Aussi paradoxal que cela puisse paraître pour l'intellect, pour lequel ce centre du présent s'apparente à un point d'immobilité sur l'échelle des temps, rester ouvert et connecté au présent demande, exige pour s'y maintenir une constante mobilité intérieure, un état de VEILLE de tous les sens de l'être, intérieurs et extérieurs ! Un tel état dynamique s'avère bien plus difficile au début, bien plus exigeant que le simple et seul mouvement intellectuel des pensées, le plus souvent en mode totalement automatique et conditionné. Mais c'est ainsi seulement, lorsque je me donne activement et totalement à ce présent, et uniquement à ce présent, que je peux vraiment trouver la riche expérience vécue spirituelle ! Celle à laquelle chacun aspire au plus profond de son être, celle qui fait mûrir et évoluer, celle qui reste à jamais gravée en nous et qui ainsi seule donne en retour l'impression de vivre vraiment !

Il est beaucoup plus facile de parler du mouvement intellectuel que du mouvement spirituel, puisque les mots sont liés à l’intellect, mais lorsqu’on a commencé à se réveiller spirituellement, on le sent ! On ne sait pas bien le décrire, mais on le sent ! On le sent, car c’est très différent du mouvement ronronnant auquel on était habitué jusqu’alors, et qui n’était que le mouvement intellectuel, le mouvement du mental. Le mouvement spirituel est à la fois plus doux, plus léger, plus profond...

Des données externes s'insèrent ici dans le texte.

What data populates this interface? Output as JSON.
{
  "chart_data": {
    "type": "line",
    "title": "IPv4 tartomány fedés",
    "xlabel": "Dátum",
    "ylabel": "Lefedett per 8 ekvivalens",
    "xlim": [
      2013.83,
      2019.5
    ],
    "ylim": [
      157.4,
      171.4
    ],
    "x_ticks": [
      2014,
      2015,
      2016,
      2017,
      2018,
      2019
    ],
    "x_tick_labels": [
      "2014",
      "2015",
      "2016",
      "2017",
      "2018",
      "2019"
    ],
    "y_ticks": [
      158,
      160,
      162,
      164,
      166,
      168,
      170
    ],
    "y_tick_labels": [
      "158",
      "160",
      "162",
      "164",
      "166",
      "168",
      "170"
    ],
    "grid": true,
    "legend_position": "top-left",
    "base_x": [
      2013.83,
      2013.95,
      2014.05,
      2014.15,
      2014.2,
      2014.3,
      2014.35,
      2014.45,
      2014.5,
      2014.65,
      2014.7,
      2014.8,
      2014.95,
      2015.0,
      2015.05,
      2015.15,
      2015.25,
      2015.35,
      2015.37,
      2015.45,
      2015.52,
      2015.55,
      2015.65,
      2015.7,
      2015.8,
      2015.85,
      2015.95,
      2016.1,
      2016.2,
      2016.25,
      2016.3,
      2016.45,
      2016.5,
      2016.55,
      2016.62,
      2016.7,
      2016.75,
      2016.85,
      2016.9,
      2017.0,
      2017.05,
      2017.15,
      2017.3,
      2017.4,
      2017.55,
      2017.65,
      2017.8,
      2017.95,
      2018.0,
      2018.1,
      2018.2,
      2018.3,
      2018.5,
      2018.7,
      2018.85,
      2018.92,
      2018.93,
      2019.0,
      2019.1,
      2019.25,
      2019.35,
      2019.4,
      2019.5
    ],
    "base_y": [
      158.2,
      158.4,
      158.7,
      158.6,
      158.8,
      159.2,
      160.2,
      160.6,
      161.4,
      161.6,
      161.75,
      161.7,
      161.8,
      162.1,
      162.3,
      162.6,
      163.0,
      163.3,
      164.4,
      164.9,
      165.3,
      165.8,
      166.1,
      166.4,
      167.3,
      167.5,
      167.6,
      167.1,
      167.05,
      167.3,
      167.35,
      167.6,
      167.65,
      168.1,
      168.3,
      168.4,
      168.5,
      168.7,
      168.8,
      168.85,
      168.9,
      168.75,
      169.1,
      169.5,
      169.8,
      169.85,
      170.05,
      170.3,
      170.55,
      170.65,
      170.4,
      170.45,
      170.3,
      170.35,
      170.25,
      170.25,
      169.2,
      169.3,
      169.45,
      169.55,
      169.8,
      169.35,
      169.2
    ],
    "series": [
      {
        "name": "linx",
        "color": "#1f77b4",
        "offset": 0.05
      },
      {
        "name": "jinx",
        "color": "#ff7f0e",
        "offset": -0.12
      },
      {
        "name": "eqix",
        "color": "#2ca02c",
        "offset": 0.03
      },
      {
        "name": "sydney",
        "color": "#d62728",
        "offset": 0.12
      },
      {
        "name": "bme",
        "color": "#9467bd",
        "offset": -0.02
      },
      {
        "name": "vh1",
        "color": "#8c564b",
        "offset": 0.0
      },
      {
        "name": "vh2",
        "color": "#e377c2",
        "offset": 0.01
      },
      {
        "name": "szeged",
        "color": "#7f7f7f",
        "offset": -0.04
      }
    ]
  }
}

Enfin, qui dit mouvement spirituel dit aussi CONNEXION spirituelle ! Surtout n'y voyez là aucun faux mysticisme, cela n'a rien à voir avec les images que l'on s'en fait du type "channeling" ("canalisation"), qui ne relèvent pas du tout pour moi d'une telle connexion. Mais il me faut bien reconnaître et oser affirmer, lorsque je me sens en réel mouvement intérieur, qu'il y a une conscience intime de connexion à... "quelque chose"... quelque chose d'indescriptible, car bien au-delà du mental, mais de profondément vivant... Source pour moi de force et de joie. Source de mon propre mouvement intérieur de vie. Ce que j'appelais "Ça" dans ma chronique n°2, et qui me paraissait si loin à l'époque, juste une aspiration, alors qu'aujourd'hui je sens qu'un Lien s'est réellement créé... À moi de l'entretenir sans cesse !

Ce mouvement spirituel étant le seul mouvement vivant (qui porte la vie en lui, et non comme un simple sous-produit), chacun peut travailler à voir et ressentir à quels moments de sa vie il se sent vraiment ainsi vivant intérieurement (pas intellectuellement, mentalement ou senti-mentalement), pour ensuite s'attacher à nourrir et faire durer de plus en plus en lui la vibration intime correspondant à ces instants essentiels. Car la vie propre à l'esprit vie-vifie. Toujours. La vie de l'esprit adoucit, elle n'exalte pas. La vie de l'esprit dynamise, elle ne fatigue pas. La vie de l'esprit épanouit, elle ne sclérose pas. Dans le cas contraire, ce n'est pas la vie de l'esprit, c'est l'intellect à sous-vie !

La vraie vie humaine ne peut être que celle de l'esprit, mobile et conscient. Pleinement vivant et se donnant. Joyeux et heureux en retour.